Buru Energy has completed another 74,000 barrels crude oil lift from its Canning Basin acreage in Western Australia that will be shipped out of Wyndham port and sold to BP Singapore who will deliver it to a refinery in SE Asia. Buru will pick up a handy $3.7m for its 50 per cent share of the oil.
Buru Energy has completed another 74,000 barrels crude oil lift from its Canning Basin acreage in WA that will be shipped out of Wyndham port and sold to BP Singapore who will deliver it to a refinery in SE Asia. Buru will pick up a handy $3.7m for its 50 per cent share of the oil.
Buru sells its Australian crude into Southeast Asia because Western Australia no longer has a refinery following the closing of BP's Kwinana plant that had operated for 65 years. According to BP, it could no longer compete with larger more modern refineries throughout Asia and the Middle East. The BP refinery was constructed in Western Australia after Iran nationalised all domestic oil operations in 1951 and at its peak, the operation employed some 650 people in Kwinana.
With the purchase price of Buru's oil production a fixed differential to average dated Brent crude for October, the latest lifting will provide a strong cash inflow for Buru courtesy of its Ungani project in WA’s revered Canning hydrocarbon basin.
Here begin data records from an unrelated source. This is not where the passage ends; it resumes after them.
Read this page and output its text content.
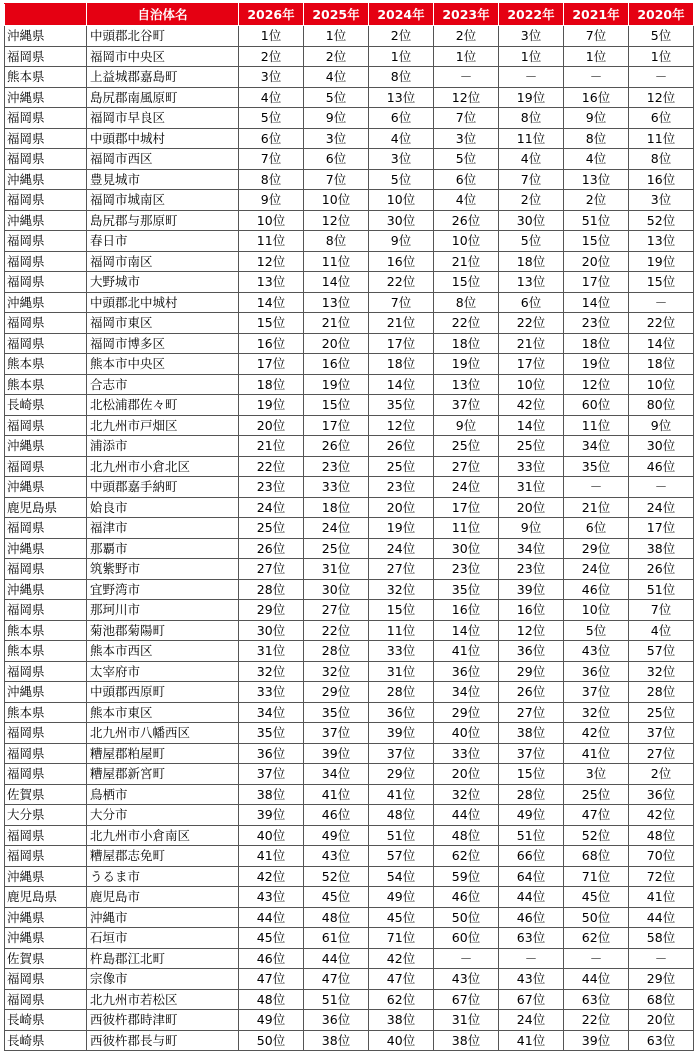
	自治体名	2026年	2025年	2024年	2023年	2022年	2021年	2020年
沖縄県	中頭郡北谷町	1位	1位	2位	2位	3位	7位	5位
福岡県	福岡市中央区	2位	2位	1位	1位	1位	1位	1位
熊本県	上益城郡嘉島町	3位	4位	8位	－	－	－	－
沖縄県	島尻郡南風原町	4位	5位	13位	12位	19位	16位	12位
福岡県	福岡市早良区	5位	9位	6位	7位	8位	9位	6位
福岡県	中頭郡中城村	6位	3位	4位	3位	11位	8位	11位
福岡県	福岡市西区	7位	6位	3位	5位	4位	4位	8位
沖縄県	豊見城市	8位	7位	5位	6位	7位	13位	16位
福岡県	福岡市城南区	9位	10位	10位	4位	2位	2位	3位
沖縄県	島尻郡与那原町	10位	12位	30位	26位	30位	51位	52位
福岡県	春日市	11位	8位	9位	10位	5位	15位	13位
福岡県	福岡市南区	12位	11位	16位	21位	18位	20位	19位
福岡県	大野城市	13位	14位	22位	15位	13位	17位	15位
沖縄県	中頭郡北中城村	14位	13位	7位	8位	6位	14位	－
福岡県	福岡市東区	15位	21位	21位	22位	22位	23位	22位
福岡県	福岡市博多区	16位	20位	17位	18位	21位	18位	14位
熊本県	熊本市中央区	17位	16位	18位	19位	17位	19位	18位
熊本県	合志市	18位	19位	14位	13位	10位	12位	10位
長崎県	北松浦郡佐々町	19位	15位	35位	37位	42位	60位	80位
福岡県	北九州市戸畑区	20位	17位	12位	9位	14位	11位	9位
沖縄県	浦添市	21位	26位	26位	25位	25位	34位	30位
福岡県	北九州市小倉北区	22位	23位	25位	27位	33位	35位	46位
沖縄県	中頭郡嘉手納町	23位	33位	23位	24位	31位	－	－
鹿児島県	姶良市	24位	18位	20位	17位	20位	21位	24位
福岡県	福津市	25位	24位	19位	11位	9位	6位	17位
沖縄県	那覇市	26位	25位	24位	30位	34位	29位	38位
福岡県	筑紫野市	27位	31位	27位	23位	23位	24位	26位
沖縄県	宜野湾市	28位	30位	32位	35位	39位	46位	51位
福岡県	那珂川市	29位	27位	15位	16位	16位	10位	7位
熊本県	菊池郡菊陽町	30位	22位	11位	14位	12位	5位	4位
熊本県	熊本市西区	31位	28位	33位	41位	36位	43位	57位
福岡県	太宰府市	32位	32位	31位	36位	29位	36位	32位
沖縄県	中頭郡西原町	33位	29位	28位	34位	26位	37位	28位
熊本県	熊本市東区	34位	35位	36位	29位	27位	32位	25位
福岡県	北九州市八幡西区	35位	37位	39位	40位	38位	42位	37位
福岡県	糟屋郡粕屋町	36位	39位	37位	33位	37位	41位	27位
福岡県	糟屋郡新宮町	37位	34位	29位	20位	15位	3位	2位
佐賀県	鳥栖市	38位	41位	41位	32位	28位	25位	36位
大分県	大分市	39位	46位	48位	44位	49位	47位	42位
福岡県	北九州市小倉南区	40位	49位	51位	48位	51位	52位	48位
福岡県	糟屋郡志免町	41位	43位	57位	62位	66位	68位	70位
沖縄県	うるま市	42位	52位	54位	59位	64位	71位	72位
鹿児島県	鹿児島市	43位	45位	49位	46位	44位	45位	41位
沖縄県	沖縄市	44位	48位	45位	50位	46位	50位	44位
沖縄県	石垣市	45位	61位	71位	60位	63位	62位	58位
佐賀県	杵島郡江北町	46位	44位	42位	－	－	－	－
福岡県	宗像市	47位	47位	47位	43位	43位	44位	29位
福岡県	北九州市若松区	48位	51位	62位	67位	67位	63位	68位
長崎県	西彼杵郡時津町	49位	36位	38位	31位	24位	22位	20位
長崎県	西彼杵郡長与町	50位	38位	40位	38位	41位	39位	63位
Today, the price of Brent Crude stands at a lofty US$83.22, a price not achieved since 2018. Brent is indexed in US dollars providing Australian producer Buru with an extra kick due to the relatively low value of the Australian dollar today of US$0.73
The Ungani oilfield continues to produce a steady 800 bbls/day from a highly porous and permeable dolomite reservoir. The Ungani field is located some 90km east of Broome within the Great Sandy Desert. The area of operations is dominated by rangelands with large cattle grazing properties over most of the area. Roads within Buru’s Canning Basin operations are all weather and State and National roads leading to Port Wyndham are all bitumen. Oil is trucked to the Port of Wyndham where it is stored in an 80,000-barrel tank. From Wyndham the oil is purchased free on board by BP Singapore Pty Ltd and shipped to South East Asian refineries.
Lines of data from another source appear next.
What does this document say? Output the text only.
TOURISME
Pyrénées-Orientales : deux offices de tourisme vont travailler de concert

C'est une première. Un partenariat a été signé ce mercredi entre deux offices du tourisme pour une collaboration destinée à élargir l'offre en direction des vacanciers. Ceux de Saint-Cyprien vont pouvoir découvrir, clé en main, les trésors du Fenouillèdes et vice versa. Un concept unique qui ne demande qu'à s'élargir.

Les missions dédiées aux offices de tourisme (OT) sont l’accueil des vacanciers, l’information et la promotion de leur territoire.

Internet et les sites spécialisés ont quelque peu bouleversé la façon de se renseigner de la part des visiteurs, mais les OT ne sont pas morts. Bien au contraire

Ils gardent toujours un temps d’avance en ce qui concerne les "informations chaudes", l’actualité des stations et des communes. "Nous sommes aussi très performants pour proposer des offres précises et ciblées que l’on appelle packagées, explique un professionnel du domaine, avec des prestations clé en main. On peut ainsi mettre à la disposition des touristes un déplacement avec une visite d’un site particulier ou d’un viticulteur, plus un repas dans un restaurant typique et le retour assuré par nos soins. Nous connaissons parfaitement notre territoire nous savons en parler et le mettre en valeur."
Buru continues this season’s drilling campaign at the much-anticipated world-scale Rafael 1 prospect. According to the company, Rafael could hold a mean prospective resource of 69 million barrels of oil with a high side potential of 176 million barrels. Today’s Rafael operation is drilling ahead and approaching the much-vaunted new geological target of Devonian aged carbonates that are similar to large prolific oil producers in Western Canada, as interpreted by Buru. Rafael 1 is located about 50 kilometres east of the Ungani oilfield and 150km east of Broome.
The next well on Buru's busy drilling schedule is an extension of the Ungani oil field at Ungani 8. The company says it expects the Ungani 8 well to intersect a potentially undrained fault block and the well is designed as a horizontal well providing a longer intersection with the target reservoir section.
Company management says its 2021 1,100km 2D seismic program is nearing completion with no significant incidents to date and good quality seismic data reported from the field crew. According to the company, highly prospective new plays will be revealed with the new seismic data.
Buru remains the dominant exploration leaseholder in the revered Canning Basin with its diverse portfolio of prospects. Farmins from ROC and Origin have bolstered Buru's position and a recent $15m capital raise has given it a shot in the arm and enabled it to carry on its work in the desert. With a market cap of $70m, $35m cash in hand, no debt and an income from the Ungani Oilfield, Buru looks strong enough to weather any desert storm now.